Träumerische Realität

Eigentlich ist doch alles Illusion: Nicht nur das Kino, sondern auch die Liebe. Mit dieser These startet "Reconstruction" seine ideenreiche Analyse. Wie auf dem Reißbrett sehen wir dem Entwurf einer Beziehung zu: Alex (Nikolaj Lie Kaas) trifft eines Abends die schöne Aimee (Maria Bonnevie) in einer Bar und verliebt sich. Für die neue Liebe verlässt er seine Freundin Simone (Maria Bonnevie) und wünscht sich das gleiche von Aimee, die mit dem älteren Schriftsteller August (Krister Henriksson) verheiratet ist.
Doch plötzlich hat sich über Nacht die Realität verändert. Eine Macht hat die Figuren des Spiels verschoben: Jetzt muss Alex beweisen, dass er sein Versprechen "Wenn du mein Traum bist, bin ich Deiner.", ernst gemeint hat.
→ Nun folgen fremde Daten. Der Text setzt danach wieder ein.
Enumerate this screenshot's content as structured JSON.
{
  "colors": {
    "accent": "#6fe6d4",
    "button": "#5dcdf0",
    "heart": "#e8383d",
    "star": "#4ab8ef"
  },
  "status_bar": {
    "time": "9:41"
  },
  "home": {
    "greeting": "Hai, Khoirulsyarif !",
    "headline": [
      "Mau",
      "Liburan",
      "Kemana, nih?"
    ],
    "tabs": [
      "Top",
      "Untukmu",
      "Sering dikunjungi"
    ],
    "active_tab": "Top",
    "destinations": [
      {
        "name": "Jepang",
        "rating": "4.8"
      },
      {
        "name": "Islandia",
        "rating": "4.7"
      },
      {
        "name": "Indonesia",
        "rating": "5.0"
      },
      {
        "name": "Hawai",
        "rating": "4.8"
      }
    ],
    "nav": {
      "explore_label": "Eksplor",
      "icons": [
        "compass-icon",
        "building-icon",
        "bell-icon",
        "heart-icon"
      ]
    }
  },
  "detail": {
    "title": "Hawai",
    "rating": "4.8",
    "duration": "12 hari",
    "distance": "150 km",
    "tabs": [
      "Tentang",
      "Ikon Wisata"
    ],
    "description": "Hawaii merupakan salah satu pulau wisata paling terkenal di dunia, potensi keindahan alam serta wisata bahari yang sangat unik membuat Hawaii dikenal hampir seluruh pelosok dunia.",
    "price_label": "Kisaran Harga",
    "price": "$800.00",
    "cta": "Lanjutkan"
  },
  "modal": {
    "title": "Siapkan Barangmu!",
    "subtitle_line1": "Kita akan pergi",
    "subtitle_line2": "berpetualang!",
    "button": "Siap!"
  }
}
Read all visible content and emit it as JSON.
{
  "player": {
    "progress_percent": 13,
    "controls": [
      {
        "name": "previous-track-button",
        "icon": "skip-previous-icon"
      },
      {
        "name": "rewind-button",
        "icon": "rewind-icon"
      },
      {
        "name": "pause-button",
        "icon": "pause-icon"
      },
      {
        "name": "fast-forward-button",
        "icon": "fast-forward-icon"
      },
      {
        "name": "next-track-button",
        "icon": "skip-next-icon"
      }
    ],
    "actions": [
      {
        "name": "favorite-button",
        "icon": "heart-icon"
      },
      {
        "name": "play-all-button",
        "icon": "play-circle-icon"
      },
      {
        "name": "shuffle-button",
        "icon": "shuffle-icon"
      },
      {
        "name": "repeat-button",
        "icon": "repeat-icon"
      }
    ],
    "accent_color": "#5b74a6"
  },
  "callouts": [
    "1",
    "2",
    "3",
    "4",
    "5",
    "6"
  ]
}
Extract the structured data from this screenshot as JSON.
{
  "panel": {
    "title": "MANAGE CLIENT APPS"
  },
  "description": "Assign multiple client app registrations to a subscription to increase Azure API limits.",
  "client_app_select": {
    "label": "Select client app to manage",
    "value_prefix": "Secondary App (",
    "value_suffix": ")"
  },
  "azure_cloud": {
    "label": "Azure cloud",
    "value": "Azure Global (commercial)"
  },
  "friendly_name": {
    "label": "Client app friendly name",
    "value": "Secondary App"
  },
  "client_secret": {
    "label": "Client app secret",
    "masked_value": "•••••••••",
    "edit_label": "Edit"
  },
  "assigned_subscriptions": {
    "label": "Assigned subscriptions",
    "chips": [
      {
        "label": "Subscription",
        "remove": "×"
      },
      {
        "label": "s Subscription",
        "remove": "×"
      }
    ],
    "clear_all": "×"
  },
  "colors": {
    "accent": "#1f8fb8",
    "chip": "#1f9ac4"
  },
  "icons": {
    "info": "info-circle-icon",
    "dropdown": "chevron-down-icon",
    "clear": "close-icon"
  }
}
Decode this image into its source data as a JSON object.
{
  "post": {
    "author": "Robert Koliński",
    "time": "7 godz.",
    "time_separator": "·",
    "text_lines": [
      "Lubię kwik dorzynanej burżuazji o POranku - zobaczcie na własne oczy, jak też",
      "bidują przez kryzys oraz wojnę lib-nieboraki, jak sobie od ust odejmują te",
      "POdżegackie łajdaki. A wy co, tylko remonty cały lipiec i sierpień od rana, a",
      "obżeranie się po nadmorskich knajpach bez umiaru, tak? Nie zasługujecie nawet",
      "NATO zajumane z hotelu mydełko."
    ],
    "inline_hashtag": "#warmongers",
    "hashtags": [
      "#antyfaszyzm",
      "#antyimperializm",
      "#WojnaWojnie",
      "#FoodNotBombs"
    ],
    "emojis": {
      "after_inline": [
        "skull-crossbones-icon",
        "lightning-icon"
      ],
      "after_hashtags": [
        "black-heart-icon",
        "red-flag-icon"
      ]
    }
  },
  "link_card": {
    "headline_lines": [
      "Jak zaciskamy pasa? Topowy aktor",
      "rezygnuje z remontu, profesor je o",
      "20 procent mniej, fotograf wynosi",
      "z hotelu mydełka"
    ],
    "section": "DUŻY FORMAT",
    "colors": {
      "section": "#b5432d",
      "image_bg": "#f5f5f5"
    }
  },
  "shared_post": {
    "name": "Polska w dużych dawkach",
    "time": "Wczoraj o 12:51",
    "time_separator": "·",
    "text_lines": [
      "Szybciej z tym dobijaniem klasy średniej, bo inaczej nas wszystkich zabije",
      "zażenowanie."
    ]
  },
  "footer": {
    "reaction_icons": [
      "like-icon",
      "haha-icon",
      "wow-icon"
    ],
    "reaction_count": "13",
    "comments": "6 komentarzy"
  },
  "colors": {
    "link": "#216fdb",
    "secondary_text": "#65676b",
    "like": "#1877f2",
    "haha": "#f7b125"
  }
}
Ob er jedoch nur Augusts Alter ego in seinem neuen Roman ist, bleibt der Vorstellungskraft des Zuschauers überlassen.

Auch wenn Boe Regie-Ikonen wie Carax, Godard und Bergman zu seinen Vorbildern zählt, erinnert sein Einsatz der Doppelgängerin an Lynchs Regiekniff in "Lost Highway" sowie die Reise in den Kopf eines Schriftstellers an Ozons "Swimming Pool". Ganz aktuelle Bezüge lassen sich zum im Mai gestarteten "Vergiss mein nicht!" herstellen: Beide haben das Kunststück vollbracht, eine intelligente Liebesgeschichte fern filmischer Konventionen zu realisieren.

Boes Versuchsanordnung schafft jedoch durch die starke Brechung der Illusion weniger emotionale Nähe. Dass dies kein Nachteil sein muss, sahen auch die Juroren des Film Festival Cannes 2003 so und zeichneten das dänische Debüt mit der goldenen Kamera aus. Auf internationalem Terrain wurde "Reconstruction" durch die Nominierung für den "Auslands-Oscar" 2004 geadelt.